The SA Communist Party (SACP) has, over the past five years, spent seven times more on security for its leaders across the country.
The party’s financial report, which City Press has seen, shows that just less than R2m was spent on protecting the party’s top brass in the year that ended in December. This compared with its last elective conference in 2012, when the party spent only R270 000 protecting its leaders.
The figure is astounding, given that the SACP has, over the course of time, found itself in financial distress and living off donations from sympathetic affiliates of labour federation Cosatu. While its membership has grown over the past five years, the report shows that it is still failing to attract professionals to its ranks and that current members are not contributing to the party’s coffers.
In the recent past, the party’s bosses have come under fire, with some having even received death threats, as part of existing tensions with its alliance partners, the ANC and Cosatu.
This has forced the SACP to repeatedly beef up security for its senior leaders, including its vocal first deputy general secretary Solly Mapaila, who has survived hijackings and being shot at.
Economic Freedom Fighters leader Julius Malema also recently warned Mapaila to watch his back as a result of his constant criticism of President Jacob Zuma and his links with the Gupta family.
At the commemoration ceremony of slain SACP leader Chris Hani in April, Zuma delivered a speech and left. As Mapaila was taking to the stage, an assailant was seen on video footage pulling out a gun, and then putting it back in his jacket.
SACP treasurer Joyce Moloi-Moropa received death threats from unknown people while she chaired the portfolio committee on communications in Parliament in 2015. These allegedly included attempts to force her off the road.
Moloi-Moropa, together with SACP boss Blade Nzimande, claimed in 2015 that they were “in danger for criticising the deal between the SABC and MultiChoice”.
Moloi-Moropa quit her job in Parliament last year and returned to the SACP’s headquarters.
In 2015, City Press obtained a letter of resignation she had written to ANC secretary-general Gwede Mantashe, requesting to be relieved of her duties and citing her frustration at being forced to take positions and pursue policies that were different from those of the governing party.
The SACP made it known last year that it was under siege, claiming its leaders were being followed and their phones bugged by people who Nzimande referred to as “parasites” trying to paralyse the ANC and its alliance partners.
In a recent interview with City Press, Nzimande said there was “no doubt that the security of the party leadership as a whole is under threat”.

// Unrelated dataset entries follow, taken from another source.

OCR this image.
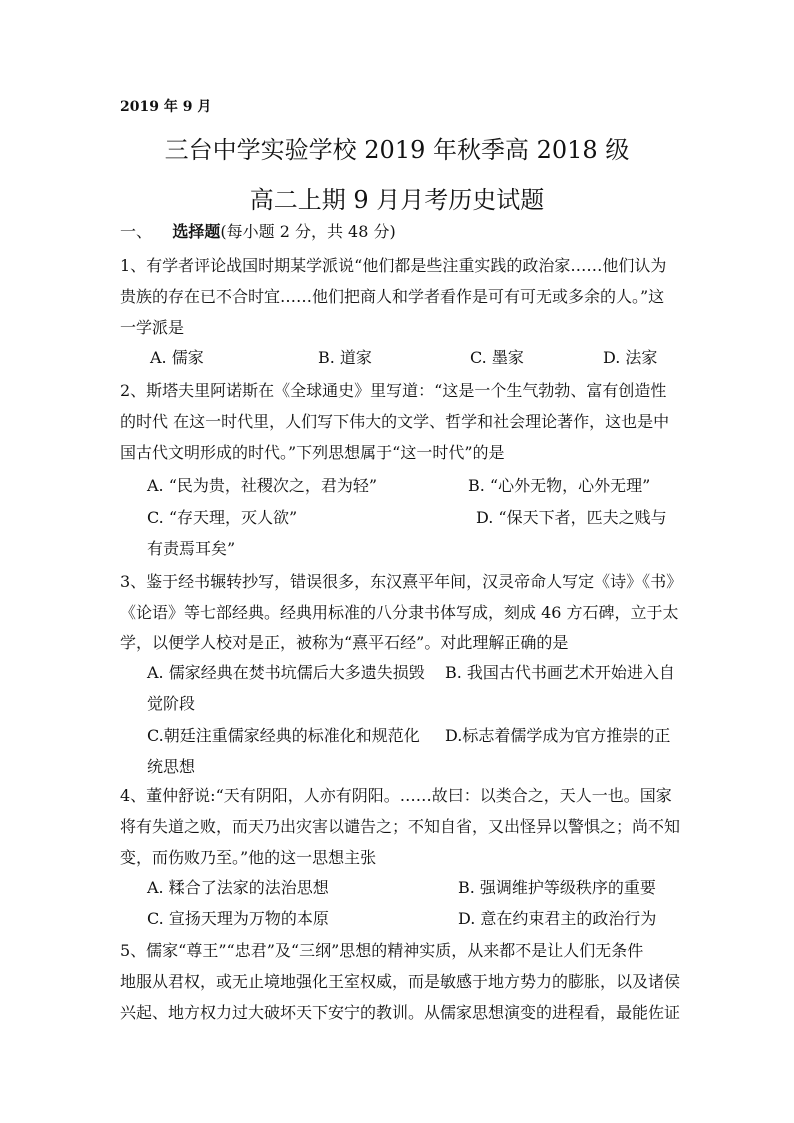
2019 年 9 月
三台中学实验学校 2019 年秋季高 2018 级
高二上期 9 月月考历史试题
一、 选择题(每小题 2 分，共 48 分)
1、有学者评论战国时期某学派说“他们都是些注重实践的政治家……他们认为
贵族的存在已不合时宜……他们把商人和学者看作是可有可无或多余的人。”这
一学派是
A. 儒家	B. 道家	C. 墨家	D. 法家
2、斯塔夫里阿诺斯在《全球通史》里写道：“这是一个生气勃勃、富有创造性
的时代 在这一时代里，人们写下伟大的文学、哲学和社会理论著作，这也是中
国古代文明形成的时代。”下列思想属于“这一时代”的是
A. “民为贵，社稷次之，君为轻”	B. “心外无物，心外无理”
C. “存天理，灭人欲”	D. “保天下者，匹夫之贱与
有责焉耳矣”
3、鉴于经书辗转抄写，错误很多，东汉熹平年间，汉灵帝命人写定《诗》《书》
《论语》等七部经典。经典用标准的八分隶书体写成，刻成 46 方石碑，立于太
学，以便学人校对是正，被称为“熹平石经”。对此理解正确的是
A. 儒家经典在焚书坑儒后大多遗失损毁 B. 我国古代书画艺术开始进入自
觉阶段
C.朝廷注重儒家经典的标准化和规范化 D.标志着儒学成为官方推崇的正
统思想
4、董仲舒说:“天有阴阳，人亦有阴阳。……故曰：以类合之，天人一也。国家
将有失道之败，而天乃出灾害以谴告之；不知自省，又出怪异以警惧之；尚不知
变，而伤败乃至。”他的这一思想主张
A. 糅合了法家的法治思想	B. 强调维护等级秩序的重要
C. 宣扬天理为万物的本原	D. 意在约束君主的政治行为
5、儒家“尊王”“忠君”及“三纲”思想的精神实质，从来都不是让人们无条件
地服从君权，或无止境地强化王室权威，而是敏感于地方势力的膨胀，以及诸侯
兴起、地方权力过大破坏天下安宁的教训。从儒家思想演变的进程看，最能佐证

However, he said death threats against any of them would not deter them from fighting against monopoly capital and “elements that are looting the state and weakening our capacity to deal with monopoly capital”.
So worried is the SACP that it even provides protection for Young Communist League national secretary Mluleki Dlelanga and some provincial leaders.

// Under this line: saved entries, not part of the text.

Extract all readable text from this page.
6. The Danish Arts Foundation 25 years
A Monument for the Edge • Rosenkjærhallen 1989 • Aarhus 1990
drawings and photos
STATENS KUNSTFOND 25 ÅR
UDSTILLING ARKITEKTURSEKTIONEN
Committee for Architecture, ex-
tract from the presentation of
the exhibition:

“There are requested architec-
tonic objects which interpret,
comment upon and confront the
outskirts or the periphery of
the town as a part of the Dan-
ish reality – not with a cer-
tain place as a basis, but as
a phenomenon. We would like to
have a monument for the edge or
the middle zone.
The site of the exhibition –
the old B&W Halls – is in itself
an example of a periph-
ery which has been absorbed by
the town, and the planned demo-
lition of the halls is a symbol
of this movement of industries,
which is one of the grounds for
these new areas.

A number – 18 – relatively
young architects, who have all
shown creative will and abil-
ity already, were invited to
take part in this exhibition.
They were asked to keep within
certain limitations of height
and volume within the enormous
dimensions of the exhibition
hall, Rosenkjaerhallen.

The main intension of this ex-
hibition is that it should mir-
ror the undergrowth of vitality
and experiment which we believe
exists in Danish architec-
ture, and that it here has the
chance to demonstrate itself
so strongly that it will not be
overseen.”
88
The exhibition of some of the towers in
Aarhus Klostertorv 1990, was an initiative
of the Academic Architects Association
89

With mounting strain on its finances, the SACP says it plans to increase its cash reserves by establishing an endowment fund into which members, alliance partners and other interested donors can make charitable donations.

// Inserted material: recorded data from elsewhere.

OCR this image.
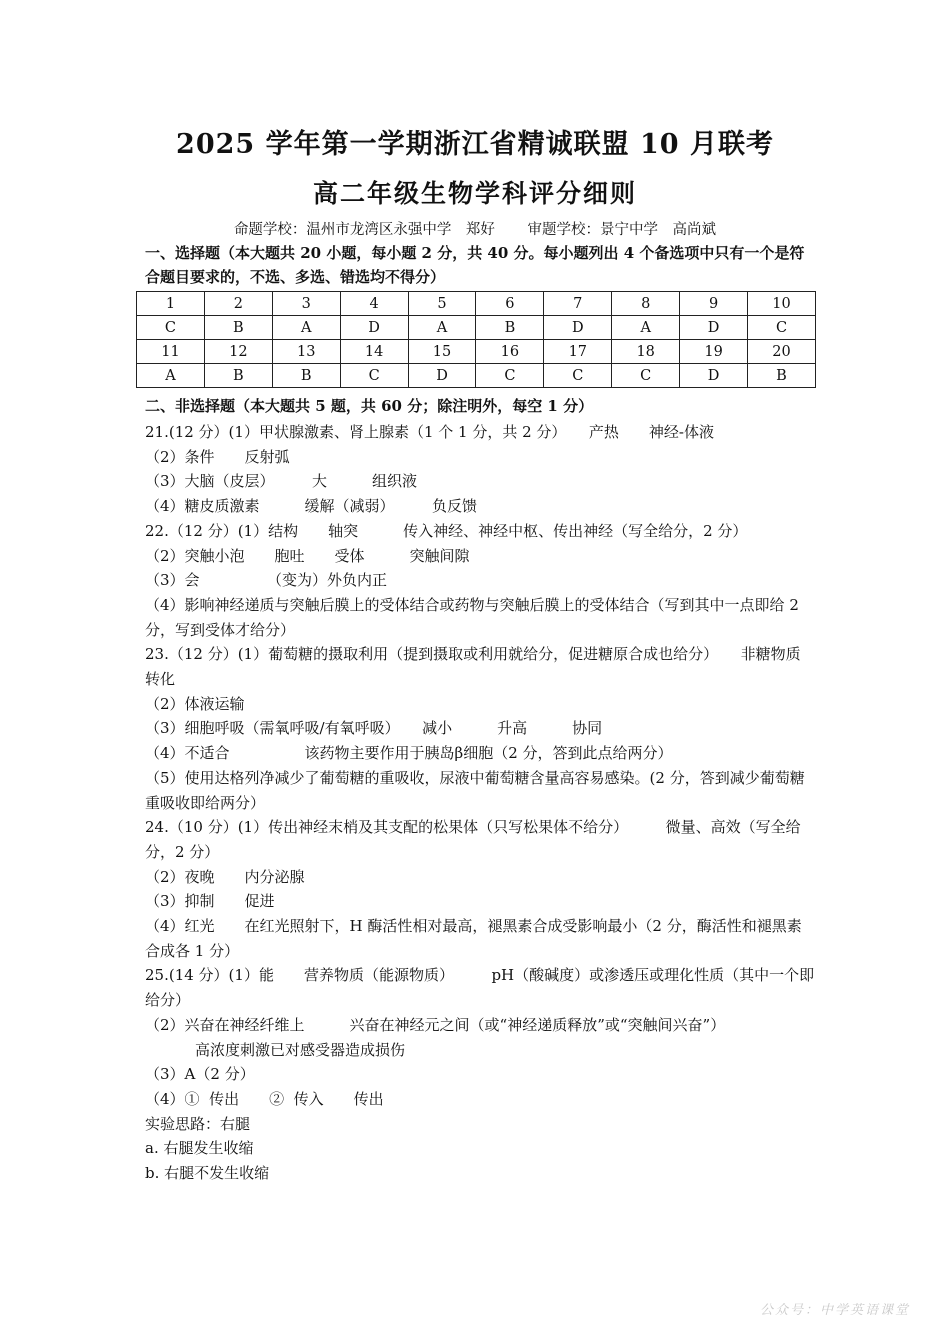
2025 学年第一学期浙江省精诚联盟 10 月联考
高二年级生物学科评分细则
命题学校：温州市龙湾区永强中学　郑好 审题学校：景宁中学　高尚斌
一、选择题（本大题共 20 小题，每小题 2 分，共 40 分。每小题列出 4 个备选项中只有一个是符合题目要求的，不选、多选、错选均不得分）
1	2	3	4	5	6	7	8	9	10
C	B	A	D	A	B	D	A	D	C
11	12	13	14	15	16	17	18	19	20
A	B	B	C	D	C	C	C	D	B
二、非选择题（本大题共 5 题，共 60 分；除注明外，每空 1 分）
21.(12 分）(1）甲状腺激素、肾上腺素（1 个 1 分，共 2 分）　　产热　　神经-体液
（2）条件　　反射弧
（3）大脑（皮层）　　　大　　　组织液
（4）糖皮质激素　　　缓解（减弱）　　　负反馈
22.（12 分）(1）结构　　轴突　　　传入神经、神经中枢、传出神经（写全给分，2 分）
（2）突触小泡　　胞吐　　受体　　　突触间隙
（3）会　　　　　（变为）外负内正
（4）影响神经递质与突触后膜上的受体结合或药物与突触后膜上的受体结合（写到其中一点即给 2 分，写到受体才给分）
23.（12 分）(1）葡萄糖的摄取利用（提到摄取或利用就给分，促进糖原合成也给分）　　非糖物质转化
（2）体液运输
（3）细胞呼吸（需氧呼吸/有氧呼吸）　　减小　　　升高　　　协同
（4）不适合　　　　　该药物主要作用于胰岛β细胞（2 分，答到此点给两分）
（5）使用达格列净减少了葡萄糖的重吸收，尿液中葡萄糖含量高容易感染。(2 分，答到减少葡萄糖重吸收即给两分）
24.（10 分）(1）传出神经末梢及其支配的松果体（只写松果体不给分）　　　微量、高效（写全给分，2 分）
（2）夜晚　　内分泌腺
（3）抑制　　促进
（4）红光　　在红光照射下，H 酶活性相对最高，褪黑素合成受影响最小（2 分，酶活性和褪黑素合成各 1 分）
25.(14 分）(1）能　　营养物质（能源物质）　　　pH（酸碱度）或渗透压或理化性质（其中一个即给分）
（2）兴奋在神经纤维上　　　兴奋在神经元之间（或“神经递质释放”或“突触间兴奋”）
高浓度刺激已对感受器造成损伤
（3）A（2 分）
（4）①  传出　　②  传入　　传出
实验思路：右腿
a. 右腿发生收缩
b. 右腿不发生收缩
公众号：中学英语课堂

The party’s Central Committee members will be forced to contribute an amount of R100 monthly towards the fund.
“A clear campaign has to be run for the endowment fund whereby all members make an annual once-off contribution and invite unions and alliance partners to contribute at least R100 000,” reads the report.
“The fund will become a permanent endowment of financial support and a living memorial.”
The fund will not be touched until it hits the R100m mark.
The party also wants to partner with interested organisations – including civil society, think-tanks and cooperatives – to increase funding contributions.
The party’s membership figures show that it increased its support from 154 000 in 2012 to 284 554 at its congress last week. While this growth is good for the party, which has strong links to the working class, the report shows that its professional membership currently stands at just 30 758 – of which only 2 383 members contribute more than R100 monthly to the party’s coffers.
In its 2012 financials, the SACP indicated that it only received R24 000 in membership fees. No figure is given for the amount that members contributed to the party in 2016, but the communists generated revenue of R36.5m.
Of the money raised, R35m was spent on various programmes for the year, including salaries (R18.8m), travel and accommodation (R3.7m), security (R1.98m), stipends (R1.7m); leasing and hiring (R1.2m); campaigning (R758 000); and bad debt written off (R774 000).
The salary bill covers staff at head office. Provinces reflect a R10m increase from the R8m in salaries the SACP paid to staff in 2011. Under the item of administration, the report notes that the “remuneration structure of the SACP has been finalised and remuneration classes and levies concluded”.
“Managers have been employed and placed and are currently busy finalising the process in their various units/departments. The wage bill is stabilising and any expenditure around it can be accounted for to the last cent.”